Electrons, Molecules, and the Bigger Pictures

By Sarah Plumridge

Courtesy: Science in Society (Northwestern University)

Mark Ratner, chair of Northwestern University’s chemistry department, Dumas University Professor of Chemistry, and co-director of the Initiative for Sustainability and Energy at Northwestern (ISEN), talked to Medill Reports about molecular electronics, what it means to be a theoretical chemist, and the gratification that comes with science.

Mark Ratner, chair of Northwestern University’s chemistry department

How would you describe what you do as a theoretical chemist?
I am a chemist that studies molecules, and I happen to study them using computations and models rather than doing experiments. I research how electrons move through molecules.

Why is this important?
Fundamentally I am interested in how nature works, but secondarily and very importantly I am interested in what you can do with that knowledge once you have it. For example, those green leaves out there are capturing energy and they are turning it into chemical energy, [but] they do it very inefficiently. How do you make that better? Well, you make that better by studying how molecules absorb light and what they do with light.

How does the work you are doing fit into a bigger picture?
All molecular electronics have to do with energy in one way or another – light energy, heat energy, displays, photovoltaics, capturing electricity, photo fuels, etc. It is all a part of the energy problem, which is one of the problems, if not the major problem, that is confronting us at the moment with sustainability and climate change. So chemistry has a big part to play in this.

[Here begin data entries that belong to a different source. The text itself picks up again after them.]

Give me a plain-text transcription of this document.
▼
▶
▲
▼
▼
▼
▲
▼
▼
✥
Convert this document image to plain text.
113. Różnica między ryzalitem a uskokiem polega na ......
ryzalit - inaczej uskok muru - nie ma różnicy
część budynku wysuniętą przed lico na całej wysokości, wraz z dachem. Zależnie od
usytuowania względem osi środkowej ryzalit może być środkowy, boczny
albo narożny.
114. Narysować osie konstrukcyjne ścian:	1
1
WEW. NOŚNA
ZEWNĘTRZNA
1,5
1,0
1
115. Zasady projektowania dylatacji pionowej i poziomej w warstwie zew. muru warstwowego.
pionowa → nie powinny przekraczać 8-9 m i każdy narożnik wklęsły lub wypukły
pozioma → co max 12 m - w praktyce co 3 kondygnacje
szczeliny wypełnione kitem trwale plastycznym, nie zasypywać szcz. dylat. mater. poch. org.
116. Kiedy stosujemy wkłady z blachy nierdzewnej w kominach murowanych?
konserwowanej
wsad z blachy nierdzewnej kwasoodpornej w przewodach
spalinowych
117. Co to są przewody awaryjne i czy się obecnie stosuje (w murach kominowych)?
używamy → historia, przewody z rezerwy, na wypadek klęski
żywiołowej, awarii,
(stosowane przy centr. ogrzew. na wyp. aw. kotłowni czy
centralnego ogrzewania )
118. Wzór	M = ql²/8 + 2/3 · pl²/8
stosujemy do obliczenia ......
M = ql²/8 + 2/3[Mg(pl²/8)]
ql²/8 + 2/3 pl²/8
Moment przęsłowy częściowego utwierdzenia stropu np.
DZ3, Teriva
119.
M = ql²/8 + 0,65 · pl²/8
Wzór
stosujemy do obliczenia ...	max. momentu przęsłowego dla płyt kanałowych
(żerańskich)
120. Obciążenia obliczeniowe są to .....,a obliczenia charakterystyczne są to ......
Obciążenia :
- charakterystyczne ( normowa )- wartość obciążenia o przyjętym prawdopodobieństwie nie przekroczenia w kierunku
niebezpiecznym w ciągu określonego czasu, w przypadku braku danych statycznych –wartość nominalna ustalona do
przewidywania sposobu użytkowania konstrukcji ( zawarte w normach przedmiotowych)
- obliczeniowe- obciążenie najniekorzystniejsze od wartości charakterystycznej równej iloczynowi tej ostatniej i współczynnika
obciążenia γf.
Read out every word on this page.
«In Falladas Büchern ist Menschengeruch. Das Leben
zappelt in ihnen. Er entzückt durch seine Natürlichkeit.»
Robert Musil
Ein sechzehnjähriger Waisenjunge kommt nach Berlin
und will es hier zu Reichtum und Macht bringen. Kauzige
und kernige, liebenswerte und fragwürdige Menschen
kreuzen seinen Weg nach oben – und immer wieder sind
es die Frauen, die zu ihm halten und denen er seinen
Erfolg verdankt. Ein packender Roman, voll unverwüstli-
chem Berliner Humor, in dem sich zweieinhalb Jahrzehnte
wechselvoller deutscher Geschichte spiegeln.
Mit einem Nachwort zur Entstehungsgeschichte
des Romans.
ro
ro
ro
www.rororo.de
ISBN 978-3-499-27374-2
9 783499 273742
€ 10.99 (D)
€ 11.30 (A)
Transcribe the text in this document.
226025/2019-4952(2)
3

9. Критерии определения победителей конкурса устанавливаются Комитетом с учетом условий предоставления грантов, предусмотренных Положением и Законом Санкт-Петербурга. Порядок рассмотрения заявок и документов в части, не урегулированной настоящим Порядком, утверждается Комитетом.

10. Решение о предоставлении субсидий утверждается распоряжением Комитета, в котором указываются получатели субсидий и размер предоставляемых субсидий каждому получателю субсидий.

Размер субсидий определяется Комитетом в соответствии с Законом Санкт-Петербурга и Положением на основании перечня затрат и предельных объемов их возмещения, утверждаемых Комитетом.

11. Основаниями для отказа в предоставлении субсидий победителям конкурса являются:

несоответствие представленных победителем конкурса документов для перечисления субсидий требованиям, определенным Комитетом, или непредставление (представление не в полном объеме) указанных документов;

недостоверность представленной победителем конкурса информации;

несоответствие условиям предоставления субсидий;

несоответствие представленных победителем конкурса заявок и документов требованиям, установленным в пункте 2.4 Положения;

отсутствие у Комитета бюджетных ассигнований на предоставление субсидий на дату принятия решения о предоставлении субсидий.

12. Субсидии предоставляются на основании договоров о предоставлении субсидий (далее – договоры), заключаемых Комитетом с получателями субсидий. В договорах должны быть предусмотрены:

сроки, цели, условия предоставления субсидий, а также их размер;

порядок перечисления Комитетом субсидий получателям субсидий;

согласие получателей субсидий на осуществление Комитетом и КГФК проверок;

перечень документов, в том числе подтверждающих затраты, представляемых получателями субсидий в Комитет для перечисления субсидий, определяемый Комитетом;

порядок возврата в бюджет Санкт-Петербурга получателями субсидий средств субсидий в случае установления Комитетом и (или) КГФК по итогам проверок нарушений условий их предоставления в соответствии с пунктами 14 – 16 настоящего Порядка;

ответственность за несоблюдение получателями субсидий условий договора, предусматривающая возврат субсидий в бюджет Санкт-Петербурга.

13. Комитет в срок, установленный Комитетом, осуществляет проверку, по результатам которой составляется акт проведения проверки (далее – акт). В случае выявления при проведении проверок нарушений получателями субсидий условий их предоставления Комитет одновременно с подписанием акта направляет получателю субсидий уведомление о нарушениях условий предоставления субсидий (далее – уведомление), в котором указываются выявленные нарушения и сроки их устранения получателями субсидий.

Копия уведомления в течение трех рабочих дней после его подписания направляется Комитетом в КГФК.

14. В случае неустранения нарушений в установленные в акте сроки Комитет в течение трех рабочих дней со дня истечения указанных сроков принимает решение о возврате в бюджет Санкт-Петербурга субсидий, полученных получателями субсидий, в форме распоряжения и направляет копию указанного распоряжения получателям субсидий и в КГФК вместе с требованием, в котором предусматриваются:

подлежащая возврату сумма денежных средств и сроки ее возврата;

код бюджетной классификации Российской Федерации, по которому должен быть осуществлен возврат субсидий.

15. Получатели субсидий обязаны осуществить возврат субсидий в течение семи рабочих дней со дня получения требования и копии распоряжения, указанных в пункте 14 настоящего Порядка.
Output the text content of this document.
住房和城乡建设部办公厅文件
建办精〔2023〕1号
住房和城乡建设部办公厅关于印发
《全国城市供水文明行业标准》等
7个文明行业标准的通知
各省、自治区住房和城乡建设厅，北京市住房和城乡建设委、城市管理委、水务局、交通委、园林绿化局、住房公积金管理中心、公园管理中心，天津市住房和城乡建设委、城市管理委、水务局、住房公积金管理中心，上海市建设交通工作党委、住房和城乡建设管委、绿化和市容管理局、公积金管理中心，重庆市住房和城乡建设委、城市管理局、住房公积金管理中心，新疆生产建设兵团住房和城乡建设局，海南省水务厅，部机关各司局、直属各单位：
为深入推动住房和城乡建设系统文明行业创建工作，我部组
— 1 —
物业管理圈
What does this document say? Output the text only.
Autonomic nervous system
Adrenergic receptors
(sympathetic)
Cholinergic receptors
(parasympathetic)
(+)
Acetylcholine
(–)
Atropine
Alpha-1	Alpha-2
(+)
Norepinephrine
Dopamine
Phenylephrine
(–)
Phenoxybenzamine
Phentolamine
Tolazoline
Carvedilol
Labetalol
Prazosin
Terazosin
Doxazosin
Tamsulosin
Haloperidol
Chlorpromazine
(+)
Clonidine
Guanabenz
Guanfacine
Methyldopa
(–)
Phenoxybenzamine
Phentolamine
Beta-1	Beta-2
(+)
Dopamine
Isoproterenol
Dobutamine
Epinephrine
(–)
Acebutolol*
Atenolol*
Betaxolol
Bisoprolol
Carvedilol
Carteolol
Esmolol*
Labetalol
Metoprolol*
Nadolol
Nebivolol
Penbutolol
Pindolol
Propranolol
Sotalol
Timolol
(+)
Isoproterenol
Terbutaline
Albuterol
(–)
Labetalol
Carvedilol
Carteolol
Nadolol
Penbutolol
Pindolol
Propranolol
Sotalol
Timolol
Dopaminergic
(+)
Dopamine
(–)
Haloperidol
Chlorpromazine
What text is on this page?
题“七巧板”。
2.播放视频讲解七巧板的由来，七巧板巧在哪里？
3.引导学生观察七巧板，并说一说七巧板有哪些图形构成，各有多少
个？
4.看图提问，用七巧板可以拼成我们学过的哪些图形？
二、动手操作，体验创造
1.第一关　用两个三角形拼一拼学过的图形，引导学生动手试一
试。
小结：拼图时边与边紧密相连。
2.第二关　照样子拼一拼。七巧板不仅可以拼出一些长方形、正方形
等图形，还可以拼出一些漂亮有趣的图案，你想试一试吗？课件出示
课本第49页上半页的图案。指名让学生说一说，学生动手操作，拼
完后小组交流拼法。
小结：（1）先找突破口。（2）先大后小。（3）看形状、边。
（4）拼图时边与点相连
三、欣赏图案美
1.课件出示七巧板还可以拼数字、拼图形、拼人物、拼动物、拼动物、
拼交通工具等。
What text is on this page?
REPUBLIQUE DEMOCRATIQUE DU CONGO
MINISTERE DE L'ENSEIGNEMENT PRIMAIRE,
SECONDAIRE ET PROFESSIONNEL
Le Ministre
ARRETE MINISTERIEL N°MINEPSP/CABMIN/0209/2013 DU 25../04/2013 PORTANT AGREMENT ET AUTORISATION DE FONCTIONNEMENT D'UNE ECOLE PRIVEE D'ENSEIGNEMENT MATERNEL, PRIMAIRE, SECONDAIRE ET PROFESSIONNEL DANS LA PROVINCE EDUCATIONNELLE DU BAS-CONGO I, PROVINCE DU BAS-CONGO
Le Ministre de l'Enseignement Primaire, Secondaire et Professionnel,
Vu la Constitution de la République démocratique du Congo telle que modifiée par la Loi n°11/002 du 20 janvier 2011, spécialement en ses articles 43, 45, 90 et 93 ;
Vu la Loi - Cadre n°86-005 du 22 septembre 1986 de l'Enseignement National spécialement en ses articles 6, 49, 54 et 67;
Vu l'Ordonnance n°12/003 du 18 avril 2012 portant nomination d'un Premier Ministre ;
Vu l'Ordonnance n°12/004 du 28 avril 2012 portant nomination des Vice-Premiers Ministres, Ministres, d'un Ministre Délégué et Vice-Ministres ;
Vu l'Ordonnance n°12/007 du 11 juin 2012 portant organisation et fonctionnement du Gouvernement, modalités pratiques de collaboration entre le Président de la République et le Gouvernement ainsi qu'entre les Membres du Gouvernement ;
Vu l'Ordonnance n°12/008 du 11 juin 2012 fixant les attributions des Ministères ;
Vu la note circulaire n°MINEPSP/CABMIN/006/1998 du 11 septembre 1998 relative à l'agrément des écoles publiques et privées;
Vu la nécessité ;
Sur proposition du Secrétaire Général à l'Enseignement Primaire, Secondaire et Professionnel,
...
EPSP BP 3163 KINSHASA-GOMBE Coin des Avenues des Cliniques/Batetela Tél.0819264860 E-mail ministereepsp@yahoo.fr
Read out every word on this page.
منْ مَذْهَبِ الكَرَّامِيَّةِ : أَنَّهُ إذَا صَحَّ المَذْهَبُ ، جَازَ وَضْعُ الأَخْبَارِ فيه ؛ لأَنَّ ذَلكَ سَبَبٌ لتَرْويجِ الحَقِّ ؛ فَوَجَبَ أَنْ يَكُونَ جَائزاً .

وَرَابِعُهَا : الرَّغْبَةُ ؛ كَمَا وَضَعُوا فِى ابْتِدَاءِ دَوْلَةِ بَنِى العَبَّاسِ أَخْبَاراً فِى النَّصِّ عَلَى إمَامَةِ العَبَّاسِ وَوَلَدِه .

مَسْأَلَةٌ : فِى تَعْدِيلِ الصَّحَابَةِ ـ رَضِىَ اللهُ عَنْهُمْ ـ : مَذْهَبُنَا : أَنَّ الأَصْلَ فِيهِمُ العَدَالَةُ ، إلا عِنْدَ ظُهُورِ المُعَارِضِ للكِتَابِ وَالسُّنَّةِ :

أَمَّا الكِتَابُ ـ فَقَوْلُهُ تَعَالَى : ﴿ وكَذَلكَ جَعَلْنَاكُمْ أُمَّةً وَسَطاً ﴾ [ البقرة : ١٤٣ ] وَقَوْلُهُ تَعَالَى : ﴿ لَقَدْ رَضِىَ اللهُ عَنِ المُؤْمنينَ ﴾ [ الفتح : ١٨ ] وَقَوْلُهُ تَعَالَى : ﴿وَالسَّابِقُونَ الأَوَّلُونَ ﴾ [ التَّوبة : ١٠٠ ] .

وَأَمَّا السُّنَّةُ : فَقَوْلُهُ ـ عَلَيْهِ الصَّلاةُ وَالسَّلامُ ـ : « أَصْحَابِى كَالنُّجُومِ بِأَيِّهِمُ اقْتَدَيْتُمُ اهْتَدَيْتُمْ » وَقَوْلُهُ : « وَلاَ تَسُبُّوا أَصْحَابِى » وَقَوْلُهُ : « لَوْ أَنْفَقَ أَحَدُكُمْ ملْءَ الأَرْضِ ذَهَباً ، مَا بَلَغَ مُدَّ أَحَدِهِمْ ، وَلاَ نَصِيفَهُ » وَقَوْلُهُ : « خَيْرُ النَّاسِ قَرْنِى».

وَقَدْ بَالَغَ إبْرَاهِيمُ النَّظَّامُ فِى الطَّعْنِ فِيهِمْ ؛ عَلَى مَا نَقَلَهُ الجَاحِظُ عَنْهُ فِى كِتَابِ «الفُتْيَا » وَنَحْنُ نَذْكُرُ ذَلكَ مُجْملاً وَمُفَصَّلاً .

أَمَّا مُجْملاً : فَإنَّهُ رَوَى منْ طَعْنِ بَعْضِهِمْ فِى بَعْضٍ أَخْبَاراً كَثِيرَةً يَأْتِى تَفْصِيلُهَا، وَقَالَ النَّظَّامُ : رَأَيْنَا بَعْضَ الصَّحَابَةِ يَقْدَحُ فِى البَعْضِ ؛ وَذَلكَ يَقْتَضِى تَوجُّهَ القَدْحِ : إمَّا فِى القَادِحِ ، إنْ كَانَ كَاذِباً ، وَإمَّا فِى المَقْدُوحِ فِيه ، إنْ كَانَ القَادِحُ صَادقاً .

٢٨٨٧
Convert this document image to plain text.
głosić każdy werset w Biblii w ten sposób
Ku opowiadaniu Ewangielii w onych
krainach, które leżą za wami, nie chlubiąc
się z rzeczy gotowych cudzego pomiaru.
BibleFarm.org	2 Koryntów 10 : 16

What is your favorite lesson when you are teaching?
There is a series of laws of thermodynamics. The first one is the concept of conservation of energy. If I take this [a pen] and drop it, the energy that was gravitational energy becomes kinetic energy and then becomes heat energy and sound energy. Do it again and it becomes work, so energy and work are related and conserved.

The second one is much more interesting. It says there is also an addition to work and energy, a second component and that is disorder. It is called “entropy,” and the way equilibrium systems are governed is a competition between energy and disorder. That is the second law of thermodynamics. You could argue that it is the most important truth that science knows. If you don’t know much about the second law of thermodynamics, then you don’t know much about science.

Can you tell me about the moment you knew you wanted to be a chemist?
Everybody says it was because of my chemistry set when I was a kid. You could get these little bottles and see reactions of color and smoke and flames, and it was really fun. But that is only part of it. I mean it is a mystery. It’s how these things work.

What has been the best thing that has happened in your career?
The rewards of science are delayed gratification – let’s put it that way. You can’t arrange for high-five moments, even when things go well. I had a conference with one of my [postdoctoral fellows] yesterday who just did something wonderful, and we did the high-five thing. Those are the things you live for, the moments when it all works – when you get some new idea that works, [or] you get an experiment that works.

What do you do outside of studying chemistry?
Anything having to do with water. I like to swim in it, I like to fish in it, I like to canoe in it, I like to kayak on it, I like to sail on it, I like to hike along it and I like to ski on it. You go out to this little river, and you don’t think about anything but you and the river – it’s good. The only time I don’t think about science is when I’m fishing.